If you use subnets like:
10.0.10.0/2410.0.20.0/2410.0.30.0/24
👉 não existe máscara binária única que represente esse padrão, ou será necessário utilizar uma máscara excessivamente ampla, englobando endereços que não deveriam ser considerados locais.
Result:
- LocalNetPriority loses effect.
- DNS operates as pure round-robin.
- unpredictable behavior appears
✅ Checklist de sintomas — diagnóstico rápido em produção
Use this checklist as a practical confirmation of the problem described so far.
- ☐ User login takes longer on some days than on others.
- ☐
gpupdate /forcedelay for no apparent reason - ☐
nltest /dsgetdcreturns DCs from other sites - ☐ Applications work locally, but fail randomly.
- ☐ DFS Namespace points to remote servers
- ☐ Replications seem slow with no clear error.
- ☐ Scripts and automations are exhibiting erratic behavior.
- ☐ Administrative tools connect to incorrect DCs
- ☐ Firewalls need to allow excessive traffic between websites.
- ☐ Diagnosis always begins with “but the DNS responds…”
👉 Se parece aleatório, geralmente não é.
🧠 Conclusão
Subnet planning in Windows environments is not just routing.

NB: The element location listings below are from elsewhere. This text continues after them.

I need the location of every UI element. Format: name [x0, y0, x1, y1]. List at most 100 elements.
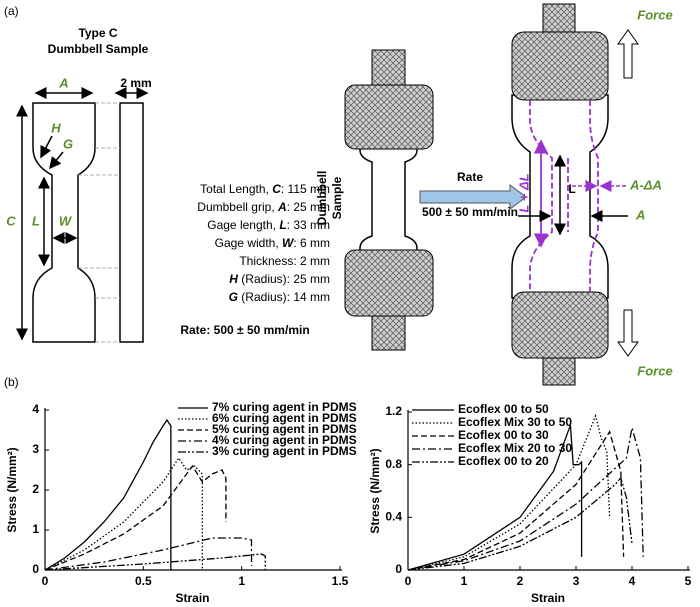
sample-title: Type C: [78, 26, 117, 40]
grip: [344, 84, 434, 150]
spec-line: H (Radius): 25 mm: [229, 272, 330, 286]
rate-label: Rate: [457, 170, 483, 184]
force-arrow: [617, 309, 639, 357]
y-axis-label: Stress (N/mm²): [368, 448, 382, 533]
x-tick-label: 3: [573, 574, 580, 588]
series-line: [44, 553, 266, 571]
x-tick-label: 0: [42, 574, 49, 588]
spec-part: W: [282, 236, 295, 250]
legend-label: Ecoflex Mix 30 to 50: [458, 415, 572, 429]
spec-part: : 115 mm: [281, 182, 330, 196]
series-line: [44, 418, 172, 571]
spec-part: A: [277, 200, 287, 214]
x-tick-label: 5: [685, 574, 692, 588]
spec-part: : 33 mm: [287, 218, 330, 232]
spec-part: Dumbbell grip,: [197, 200, 278, 214]
spec-part: Thickness: 2 mm: [239, 254, 330, 268]
stretched-length: L + ΔL: [516, 173, 531, 212]
series-line: [44, 537, 253, 571]
spec-part: : 6 mm: [293, 236, 330, 250]
spec-part: G: [229, 290, 238, 304]
legend-label: 4% curing agent in PDMS: [212, 433, 357, 447]
x-tick-label: 0: [405, 574, 412, 588]
panel-label: (a): [4, 4, 19, 18]
stretched-sample: L + ΔL L A-ΔA A Force Force: [511, 3, 673, 386]
series-line: [407, 427, 644, 571]
spec-part: L: [279, 218, 286, 232]
original-length: L: [568, 182, 575, 196]
grip: [511, 291, 609, 359]
x-tick-label: 4: [629, 574, 636, 588]
series-line: [44, 456, 203, 571]
spec-line: Gage length, L: 33 mm: [207, 218, 330, 232]
x-axis-label: Strain: [175, 591, 209, 605]
spec-line: Thickness: 2 mm: [239, 254, 330, 268]
dim-label: H: [51, 120, 61, 135]
sample-side: [119, 102, 144, 343]
reduced-width: A-ΔA: [629, 177, 662, 192]
rate-note: Rate: 500 ± 50 mm/min: [180, 323, 309, 337]
spec-part: Gage width,: [215, 236, 282, 250]
spec-part: : 25 mm: [287, 200, 330, 214]
legend-label: Ecoflex 00 to 30: [458, 428, 549, 442]
grip-tab: [542, 3, 576, 35]
grip-tab: [542, 357, 576, 386]
y-tick-label: 2: [32, 482, 39, 496]
y-axis-label: Stress (N/mm²): [5, 447, 19, 532]
guides: [78, 102, 120, 343]
legend-label: 6% curing agent in PDMS: [212, 411, 357, 425]
grip: [511, 31, 609, 101]
spec-line: Dumbbell grip, A: 25 mm: [197, 200, 330, 214]
force-arrow: [617, 29, 639, 79]
legend-label: Ecoflex 00 to 50: [458, 402, 549, 416]
rate-arrow: [419, 184, 527, 210]
spec-part: (Radius): 25 mm: [238, 272, 330, 286]
y-tick-label: 0: [395, 562, 402, 576]
y-tick-label: 0.8: [385, 457, 402, 471]
series-line: [407, 413, 611, 571]
series-line: [407, 430, 625, 571]
force-label: Force: [637, 7, 672, 22]
legend-label: 3% curing agent in PDMS: [212, 444, 357, 458]
y-tick-label: 0.4: [385, 510, 402, 524]
legend-label: 7% curing agent in PDMS: [212, 400, 357, 414]
x-axis-label: Strain: [531, 591, 565, 605]
original-width: A: [635, 207, 645, 222]
dim-label: G: [63, 136, 73, 151]
legend-label: 5% curing agent in PDMS: [212, 422, 357, 436]
y-tick-label: 3: [32, 442, 39, 456]
series-line: [44, 464, 227, 571]
spec-part: Total Length,: [200, 182, 272, 196]
dim-label: 2 mm: [120, 76, 151, 90]
panel-label: (b): [4, 375, 19, 389]
dim-label: A: [58, 75, 68, 90]
side-label: Dumbbell: [315, 171, 329, 226]
y-tick-label: 0: [32, 562, 39, 576]
dim-label: L: [32, 213, 40, 228]
x-tick-label: 0.5: [135, 574, 152, 588]
spec-line: Gage width, W: 6 mm: [215, 236, 330, 250]
spec-part: (Radius): 14 mm: [238, 290, 330, 304]
charts: 0 1 2 3 4 0 0.5 1 1.5 Strain Stress (N/mm²) 7% curi…: [5, 400, 691, 605]
y-tick-label: 4: [32, 402, 39, 416]
spec-part: Gage length,: [207, 218, 279, 232]
x-tick-label: 1: [461, 574, 468, 588]
grip: [344, 249, 434, 317]
y-tick-label: 1: [32, 522, 39, 536]
x-tick-label: 2: [517, 574, 524, 588]
series-line: [407, 424, 583, 571]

It's internal DNS behavior, based on binary masks, and not on administrative logic.
The biggest mistake in Active Directory is not creating something that doesn't work.
It's creating something that works without predictability.
Windows Server DNS:
- does not understand administrative intent
- does not consider "logical proximity"
- decides based on subnet, mask, and prioritization
When subnet planning is poorly done — especially with non-sequential ranges — the DNS loses the ability to correctly decide who is closest, and the environment becomes dependent on round-robin and luck.
Active Directory architecture isn't about making it work today.
It's about ensuring it remains predictable tomorrow.
Planning subnets correctly and configuring subnet prioritization in DNS is not optimization. .
It's the foundation..
A well-planned sequential subnet + a well-configured LocalNetPriority = predictable, fast, and scalable DNS.
Ignoring this is a sure way to guarantee:
- problematic growth
- complex troubleshooting
- and incidents that are difficult to reproduce.
Author's note
This article originated from real-world problems observed in production environments, throughout projects involving distributed Active Directory, multiple sites, and Windows Server DNS.
The main motivation was to document a behavior that is underexplored in the official documentation, but which directly impacts the latency, predictability, and scalability of Windows environments: subnet prioritization in DNS.
The goal here is not just to teach a configuration, but to explain the technical reasoning behind it, so that architects and administrators can correctly plan their networks before the problem arises.
If this article prevents even a single unpredictable environment in the future, it has already fulfilled its purpose.